Carter broke his left foot in a game March 21 and missed about two weeks. Then he broke his right foot in Game 4 of the Flyers' first-round playoff series against the New Jersey Devils. He missed a month but returned for the final two games of the Eastern Conference Finals, and then gutted his way through the Stanley Cup Final against Chicago. He had just a goal and an assist, and obviously wasn't the same player who had 33 goals during the regular season.
Carter said it took a while into the summer before he finally felt like himself.
"I was assured they were going to heal up, it just took time," he said. "At the start of the summer I would walk around and my feet would swell right up. It was scary at first, but it got less and less as the weeks went by and I feel pretty good now."
James van Riemsdyk realized he wore down as the season went on, and as he got ready for his second NHL season, he wanted to make sure there would be no repeat of that performance.
In his first 50 games, van Riemsdyk had 11 goals and 31 points. But in his final 28 games, he had just 3 goals and 4 points, and in 21 playoff games, he had just 3 goals.
"It was a mental grind playing that many games in that short a time," van Riemsdyk said. "Physically you're playing against the strongest, best, most talented guys in the world. It was a long schedule, longer then I've ever played before, so that was an adjustment as well."
Van Riemsdyk spent the summer working at Prentiss Hockey Performance in Darien, Conn., where he said he put on about 11 pounds.
"I wanted to work on my strength and explosiveness," he said. "It's something I really worked hard on over the summer and made some pretty substantial gains, so I can't wait to put it to use on the ice and test it out."
'Less is more' fine with Pronger -- Chris Pronger has been conspicuous by his absence from training camp drills, instead skating early each morning, prior to his teammates hitting the ice, while he recovers from arthroscopic surgery on his right knee last month.
One of the big issues following the playoffs last season was finding a way to cut back on Pronger's ice time.
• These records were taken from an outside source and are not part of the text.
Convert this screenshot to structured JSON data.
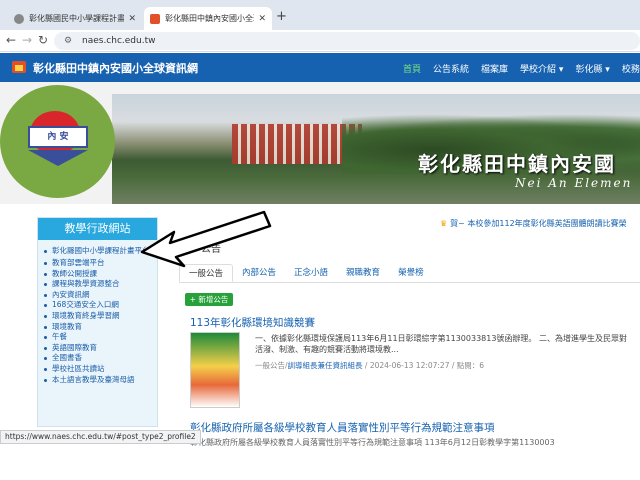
{
  "browser": {
    "tabs": [
      {
        "title": "彰化縣國民中小學課程計畫平台",
        "active": false
      },
      {
        "title": "彰化縣田中鎮內安國小全球資訊網",
        "active": true
      }
    ],
    "new_tab": "+",
    "url": "naes.chc.edu.tw",
    "status_url": "https://www.naes.chc.edu.tw/#post_type2_profile2"
  },
  "site": {
    "title": "彰化縣田中鎮內安國小全球資訊網",
    "nav": [
      "首頁",
      "公告系統",
      "檔案庫",
      "學校介紹 ▾",
      "彰化縣 ▾",
      "校務行政"
    ],
    "banner_cn": "彰化縣田中鎮內安國",
    "banner_en": "Nei An Elemen",
    "emblem_text": "內  安"
  },
  "sidebar": {
    "title": "教學行政網站",
    "items": [
      "彰化縣國中小學課程計畫平台",
      "教育部雲端平台",
      "教師公開授課",
      "課程與教學資源整合",
      "內安資訊網",
      "168交通安全入口網",
      "環境教育終身學習網",
      "環境教育",
      "午餐",
      "英語國際教育",
      "全國書香",
      "學校社區共讀站",
      "本土語言教學及臺灣母語"
    ]
  },
  "marquee": "賀~ 本校參加112年度彰化縣英語團體朗讀比賽榮",
  "announce": {
    "title": "公告",
    "tabs": [
      "一般公告",
      "內部公告",
      "正念小語",
      "親職教育",
      "榮譽榜"
    ],
    "add_button": "+ 新增公告",
    "posts": [
      {
        "title": "113年彰化縣環境知識競賽",
        "body_line1": "一、依據彰化縣環境保護局113年6月11日彰環綜字第1130033813號函辦理。 二、為增進學生及民眾對",
        "body_line2": "活潑、制激、有趣的競賽活動將環境教...",
        "meta_prefix": "一般公告/",
        "dept": "訓導組長兼任資訊組長",
        "meta_suffix": " / 2024-06-13 12:07:27 / 點閱：6"
      },
      {
        "title": "彰化縣政府所屬各級學校教育人員落實性別平等行為規範注意事項",
        "body_line1": "彰化縣政府所屬各級學校教育人員落實性別平等行為規範注意事項 113年6月12日彰教學字第1130003"
      }
    ]
  },
  "colors": {
    "header_blue": "#1662b0",
    "sidebar_head": "#29a7df",
    "add_green": "#27a13a",
    "nav_active": "#7ee37e"
  }
}
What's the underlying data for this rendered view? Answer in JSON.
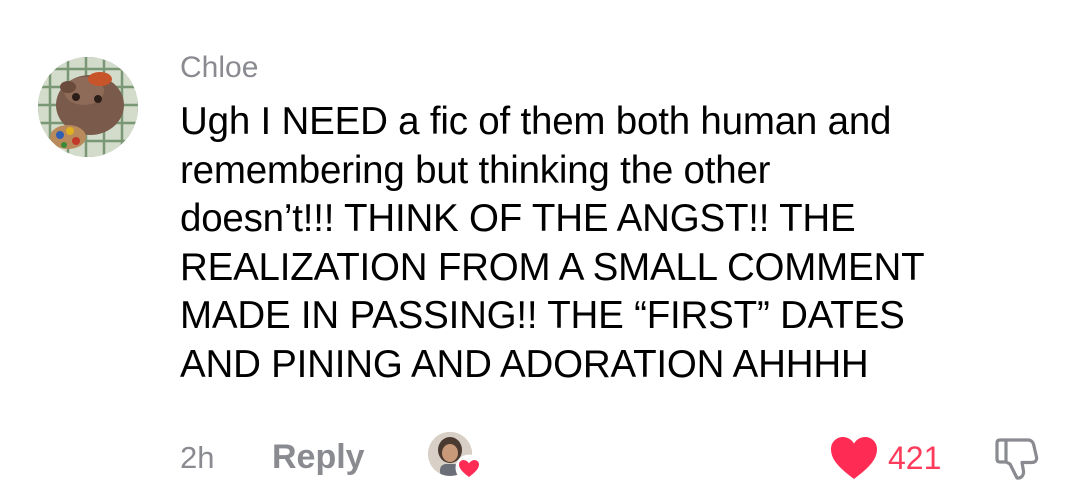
{
  "comment": {
    "author": "Chloe",
    "text_lines": [
      "Ugh I NEED a fic of them both human and",
      "remembering but thinking the other",
      "doesn’t!!! THINK OF THE ANGST!! THE",
      "REALIZATION FROM A SMALL COMMENT",
      "MADE IN PASSING!! THE “FIRST” DATES",
      "AND PINING AND ADORATION AHHHH"
    ],
    "timestamp": "2h",
    "reply_label": "Reply",
    "like_count": "421",
    "liked": true,
    "icons": {
      "avatar": "user-avatar",
      "creator_liked": "creator-liked-avatar",
      "like": "heart-icon",
      "dislike": "thumbs-down-icon"
    },
    "colors": {
      "accent": "#fe2c55",
      "muted_text": "#8a8b91",
      "body_text": "#000000"
    }
  }
}
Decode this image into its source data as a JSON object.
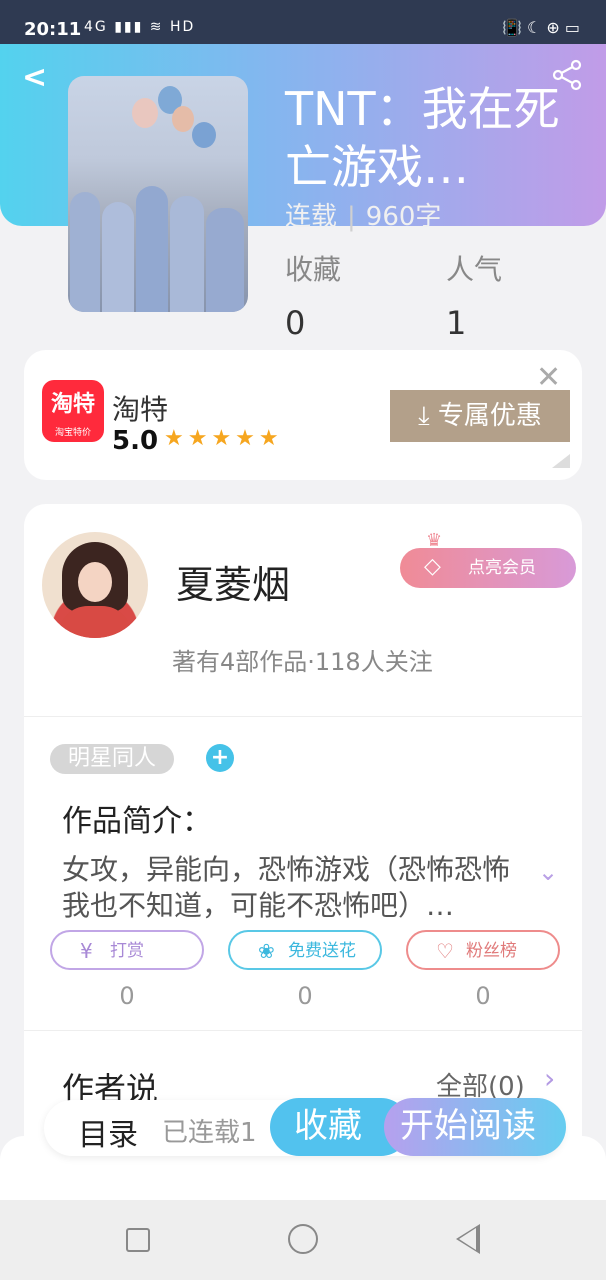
{
  "status_bar": {
    "time": "20:11",
    "network_icons": "4G ▮▮▮ ≋ HD",
    "right_icons": "📳 ☾ ⊕ ▭"
  },
  "book": {
    "title": "TNT：我在死亡游戏…",
    "status": "连载",
    "word_count": "960字",
    "collect_label": "收藏",
    "collect_count": "0",
    "popularity_label": "人气",
    "popularity_count": "1"
  },
  "ad": {
    "logo_text": "淘特",
    "logo_sub": "淘宝特价",
    "name": "淘特",
    "rating": "5.0",
    "stars": "★★★★★",
    "close": "✕",
    "button_label": "专属优惠",
    "button_icon": "⤓"
  },
  "author": {
    "name": "夏菱烟",
    "vip_label": "点亮会员",
    "stats": "著有4部作品·118人关注"
  },
  "intro": {
    "tag": "明星同人",
    "add": "+",
    "title": "作品简介：",
    "text": "女攻，异能向，恐怖游戏（恐怖恐怖我也不知道，可能不恐怖吧）…",
    "expand": "⌄"
  },
  "actions": [
    {
      "label": "打赏",
      "icon": "¥",
      "count": "0"
    },
    {
      "label": "免费送花",
      "icon": "❀",
      "count": "0"
    },
    {
      "label": "粉丝榜",
      "icon": "♡",
      "count": "0"
    }
  ],
  "author_says": {
    "title": "作者说",
    "view_all": "全部(0)",
    "arrow": "›"
  },
  "bottom_bar": {
    "catalog": "目录",
    "serial": "已连载1",
    "collect": "收藏",
    "read": "开始阅读"
  },
  "icons": {
    "back": "back-icon",
    "share": "share-icon",
    "crown": "crown-icon",
    "diamond": "diamond-icon"
  },
  "colors": {
    "header_start": "#53d2ee",
    "header_end": "#c19ce8",
    "ad_button": "#b3a08a",
    "collect_button": "#52c2ee"
  }
}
The 35-year-old defenseman was fifth in the League during the regular season, averaging 25:55 per game, but that number jumped to 29:03 in the postseason, including eight games of more than 30 minutes.
During the playoffs, coach Peter Laviolette almost exclusively played four defensemen -- Pronger and Matt Carle and Kimmo Timonen and Braydon Coburn.
Over the summer, Flyers GM Paul Holmgren added three veteran defensemen in Andrej Meszaros, Sean O'Donnell and Matt Walker. The hope is those three can take some of the regular-season minutes from Pronger.
"I think with the depth we have, we'll be rolling three sets all year which will obviously cut down on mine and Kimmo's minutes, the top four," Pronger said. "It will take some of our minutes away and allow us to be fresh."